Union Finance minister Nirmala Sitharaman. (Photo | Shekhar Yadav, EPS)
Union Finance minister Nirmala Sitharaman. (Photo | Shekhar Yadav, EPS)

FM’s growth potion pushes high capex, big consumer spends

Add to that the highest railway budget ever of Rs 2.40 lakh crore and the revival of 50 airports and heliports to aid regional connectivity.

Finance Minister Nirmala Sitharaman did not lose the opportunity in her budget speech to point out that, in the midst of crashing economies in the neighbourhood and looming recession in the West, India had stood out as a ‘bright star’, managing a somewhat robust 7% growth trajectory. Though this would further decelerate to 6.5–7% in the months to come, the government through its budget proposals has made it clear it will bat for continuing a double-whammy growth push: vigorous capital expenditure along with a boost to consumer spending. The government has proposed a massive Rs10 lakh crore outlay on capital expenditure, a hike of 33% over last year. Together with the grants-in-aid to states, the capex figure will rise to Rs 13.7 lakh crore. This will fund construction of highways, village roads and city infrastructure, generating growth and jobs. Add to that the highest railway budget ever of Rs 2.40 lakh crore and the revival of 50 airports and heliports to aid regional connectivity.

The budget is also generative by giving the middle class more money to spend. The long list of changes to personal income tax includes increasing the tax exemption limit from Rs 5 lakh to Rs 7 lakh per annum. It also reworks the tax slabs to five instead of the previous six, which may marginally reduce the tax burden for middle income earners. There is relief for the highest earners too, who will be taxed at 39% instead of the current, obscenely high 42.4%. Corporates and investors are also celebrating as the big hit on capital gains tax never came. However, the strained family budgets deserved some relief on cess and taxes on goods and services as well as on the high surcharge on income tax. This would have added to consumer spending too.

It must also be said the budget is futuristic and underlines the need to develop clean energy. The budget proposals include reducing taxes on compressed biogas that is blended with CNG, a better option than other dirty fuels.

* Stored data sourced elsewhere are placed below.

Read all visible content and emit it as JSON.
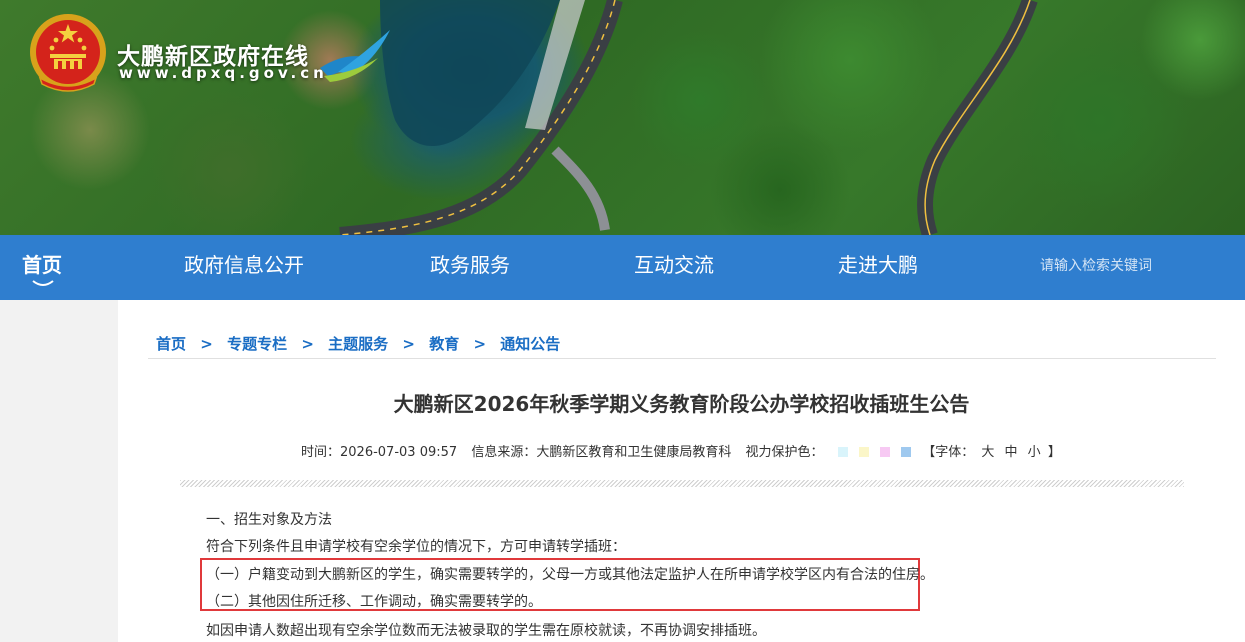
{
  "header": {
    "site_title": "大鹏新区政府在线",
    "site_url": "www.dpxq.gov.cn"
  },
  "nav": {
    "items": [
      {
        "label": "首页",
        "active": true
      },
      {
        "label": "政府信息公开",
        "active": false
      },
      {
        "label": "政务服务",
        "active": false
      },
      {
        "label": "互动交流",
        "active": false
      },
      {
        "label": "走进大鹏",
        "active": false
      }
    ],
    "search_placeholder": "请输入检索关键词"
  },
  "breadcrumb": {
    "items": [
      "首页",
      "专题专栏",
      "主题服务",
      "教育",
      "通知公告"
    ],
    "separator": ">"
  },
  "article": {
    "title": "大鹏新区2026年秋季学期义务教育阶段公办学校招收插班生公告",
    "time_label": "时间：",
    "time": "2026-07-03 09:57",
    "source_label": "信息来源：",
    "source": "大鹏新区教育和卫生健康局教育科",
    "eye_care_label": "视力保护色：",
    "eye_care_colors": [
      "#d9f4fb",
      "#fbf6c8",
      "#f7c9f3",
      "#9fc9ef"
    ],
    "font_label": "【字体：",
    "font_sizes": [
      "大",
      "中",
      "小"
    ],
    "font_close": "】",
    "paragraphs": [
      "一、招生对象及方法",
      "符合下列条件且申请学校有空余学位的情况下，方可申请转学插班：",
      "（一）户籍变动到大鹏新区的学生，确实需要转学的，父母一方或其他法定监护人在所申请学校学区内有合法的住房。",
      "（二）其他因住所迁移、工作调动，确实需要转学的。",
      "如因申请人数超出现有空余学位数而无法被录取的学生需在原校就读，不再协调安排插班。"
    ]
  },
  "colors": {
    "nav_bg": "#2f7ecf",
    "link": "#1a6dc4",
    "highlight_border": "#e0393b"
  }
}
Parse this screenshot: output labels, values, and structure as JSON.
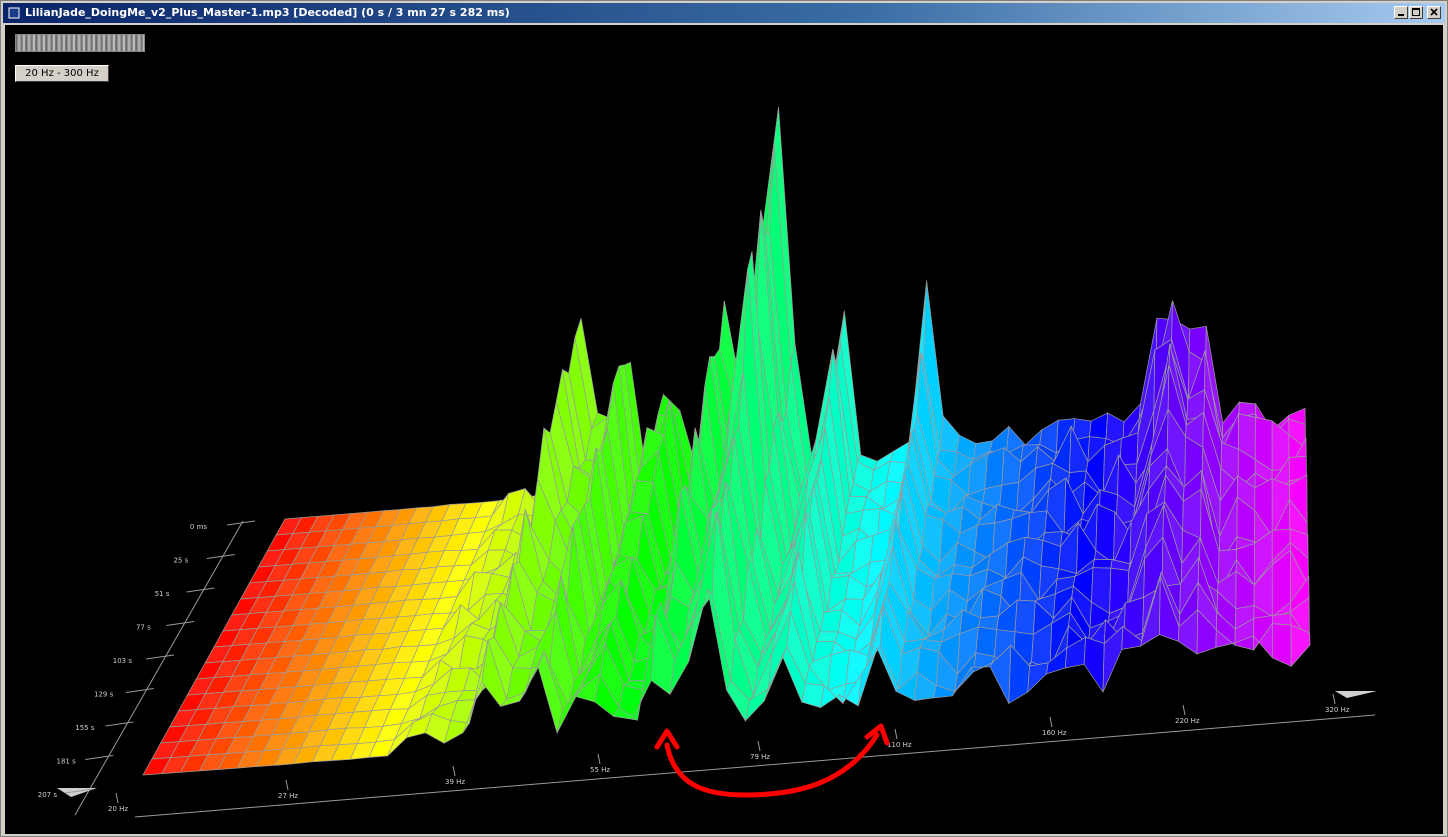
{
  "window": {
    "title": "LilianJade_DoingMe_v2_Plus_Master-1.mp3 [Decoded] (0 s / 3 mn 27 s 282 ms)"
  },
  "icons": {
    "minimize": "minimize-icon",
    "maximize": "maximize-icon",
    "close": "close-icon",
    "app": "app-icon"
  },
  "controls": {
    "range_button": "20 Hz - 300 Hz"
  },
  "axes": {
    "time_ticks": [
      "0 ms",
      "25 s",
      "51 s",
      "77 s",
      "103 s",
      "129 s",
      "155 s",
      "181 s",
      "207 s"
    ],
    "freq_ticks": [
      "20 Hz",
      "27 Hz",
      "39 Hz",
      "55 Hz",
      "79 Hz",
      "110 Hz",
      "160 Hz",
      "220 Hz",
      "320 Hz"
    ]
  },
  "colors": {
    "wireframe": "#9a9a9a",
    "annotation": "#ff0000",
    "titlebar_start": "#0a246a"
  }
}
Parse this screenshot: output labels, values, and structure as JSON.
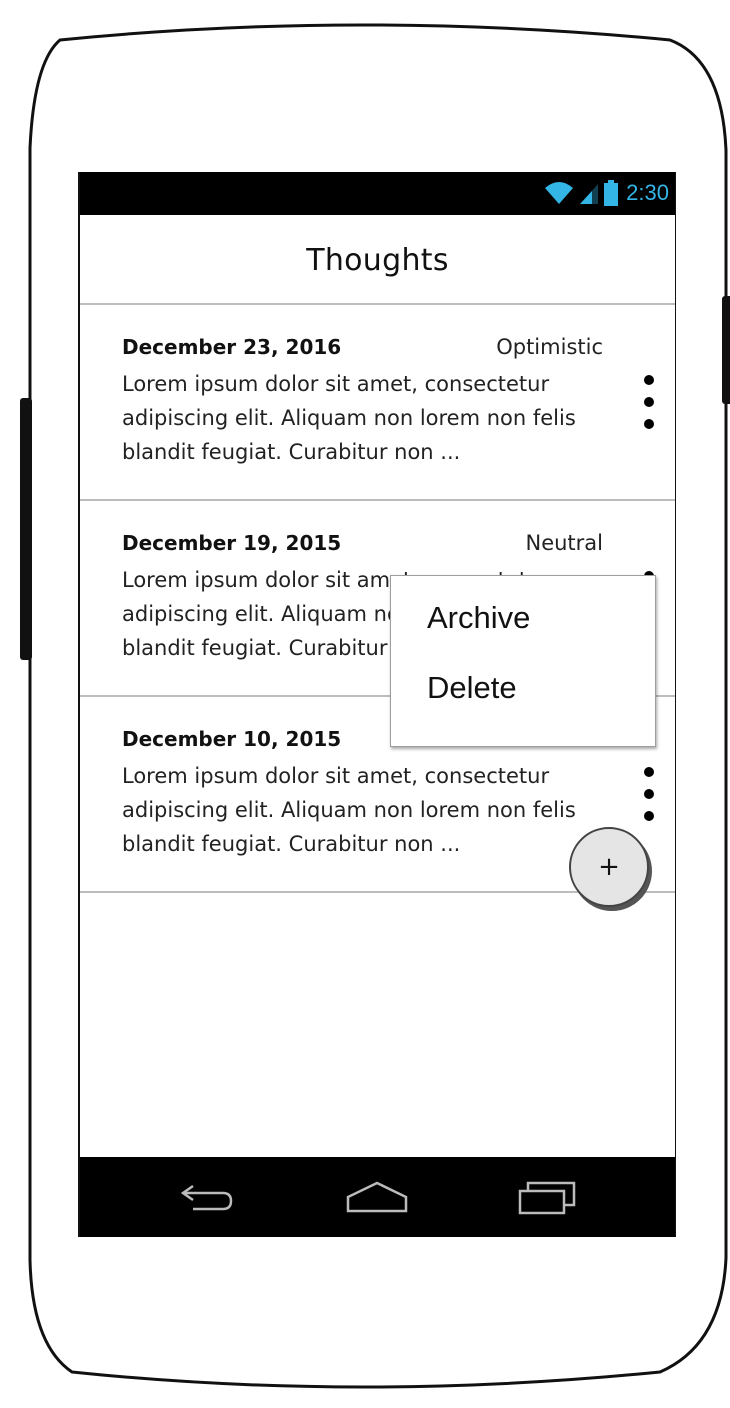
{
  "status_bar": {
    "time": "2:30"
  },
  "app_bar": {
    "title": "Thoughts"
  },
  "entries": [
    {
      "date": "December 23, 2016",
      "mood": "Optimistic",
      "text": "Lorem ipsum dolor sit amet, consectetur adipiscing elit. Aliquam non lorem non felis blandit feugiat. Curabitur non ..."
    },
    {
      "date": "December 19, 2015",
      "mood": "Neutral",
      "text": "Lorem ipsum dolor sit amet, consectetur adipiscing elit. Aliquam non lorem non felis blandit feugiat. Curabitur non ..."
    },
    {
      "date": "December 10, 2015",
      "mood": "",
      "text": "Lorem ipsum dolor sit amet, consectetur adipiscing elit. Aliquam non lorem non felis blandit feugiat. Curabitur non ..."
    }
  ],
  "popup_menu": {
    "items": [
      "Archive",
      "Delete"
    ]
  },
  "fab": {
    "label": "+"
  },
  "icons": {
    "status": [
      "wifi-icon",
      "signal-icon",
      "battery-icon"
    ],
    "nav": [
      "back-icon",
      "home-icon",
      "recents-icon"
    ],
    "entry_actions": "more-vertical-icon"
  },
  "colors": {
    "status_time": "#33b5e5",
    "divider": "#bdbdbd",
    "bars": "#000000"
  }
}
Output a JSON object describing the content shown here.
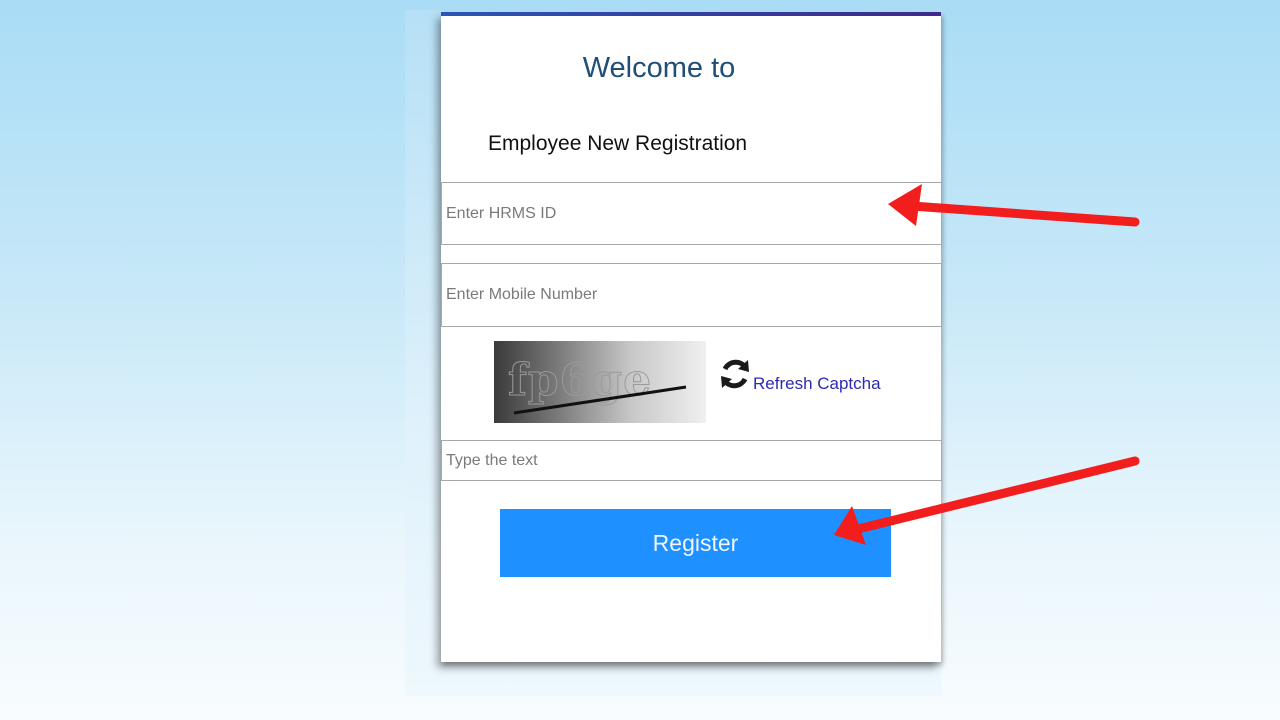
{
  "form": {
    "welcome": "Welcome to",
    "subtitle": "Employee New Registration",
    "hrms_placeholder": "Enter HRMS ID",
    "mobile_placeholder": "Enter Mobile Number",
    "captcha_text": "fp6ge",
    "refresh_label": "Refresh Captcha",
    "captcha_placeholder": "Type the text",
    "register_label": "Register"
  },
  "colors": {
    "accent": "#1e90ff",
    "title": "#1f4e79",
    "link": "#2b2bb3",
    "annotation_arrow": "#f21d1d"
  },
  "icons": {
    "refresh": "refresh-icon",
    "annotation": "red-arrow-icon"
  }
}
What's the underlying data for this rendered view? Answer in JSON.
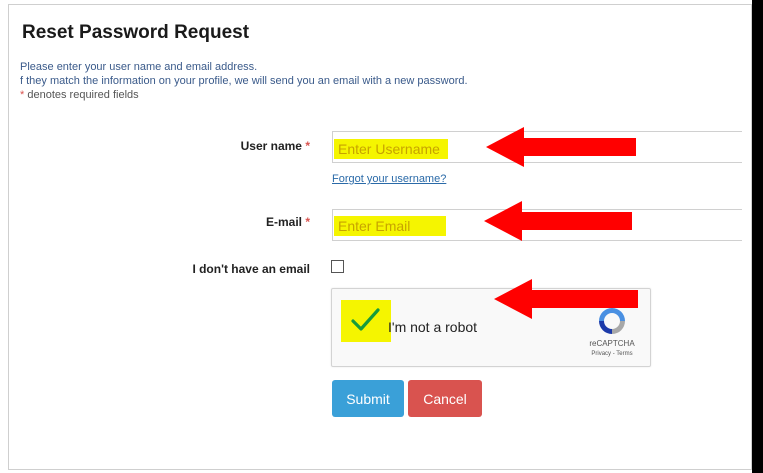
{
  "page": {
    "title": "Reset Password Request",
    "info_line1": "Please enter your user name and email address.",
    "info_line2": "f they match the information on your profile, we will send you an email with a new password.",
    "required_star": "*",
    "required_note": "denotes required fields"
  },
  "form": {
    "username": {
      "label": "User name",
      "placeholder": "Enter Username"
    },
    "forgot_username_link": "Forgot your username?",
    "email": {
      "label": "E-mail",
      "placeholder": "Enter Email"
    },
    "no_email": {
      "label": "I don't have an email",
      "checked": false
    },
    "captcha": {
      "label": "I'm not a robot",
      "brand": "reCAPTCHA",
      "terms": "Privacy - Terms",
      "checked": true
    },
    "submit_label": "Submit",
    "cancel_label": "Cancel"
  },
  "colors": {
    "highlight": "#f5f500",
    "arrow": "#ff0000",
    "submit": "#3aa0d8",
    "cancel": "#d9534f",
    "required": "#d9534f"
  }
}
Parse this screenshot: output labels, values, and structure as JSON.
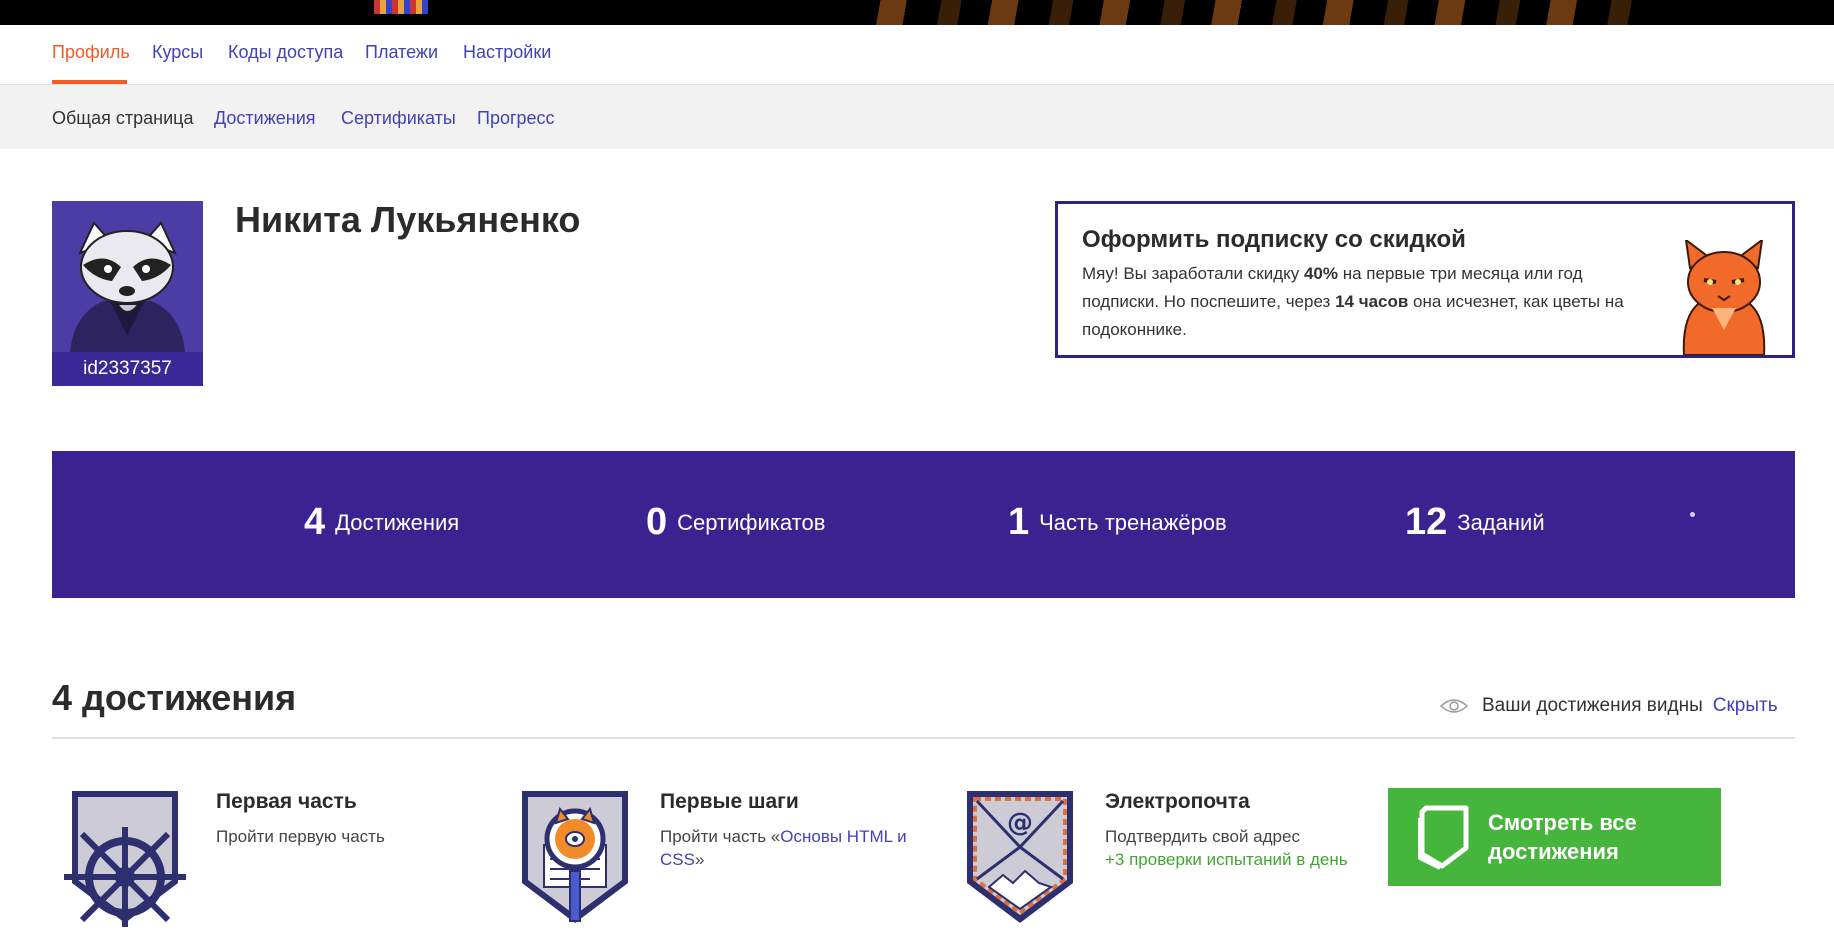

The FM has also proposed customs duty exemption for machinery to produce lithium-ion batteries which will ultimately make electric vehicles cheaper and more popular. However, the FM’s `35,000 crore outlay for the country’s transition to cleaner energy, is simply not enough. The task of “achieving India’s goal of net zero carbon emission by 2070” is gigantic and needs massive funding. What has been allocated will at best aid the research and publicity.

Lack of support for agriculture and rural India is also disappointing. There is mention of enhancing credit to the farm sector. Funds have been allocated for developing digital public infrastructure and for agri-tech startups, but there is little succour for reducing the high levels of poverty and indebtedness. More specifically, there is a 33% reduction in allocation to MNREGA, the universal rural jobs guarantee scheme, and flat allocation for PM KISAN, the Rs 6,000-a-year minimum income support scheme. This means the overall budget under these two ministries has declined by 5% compared to the previous year.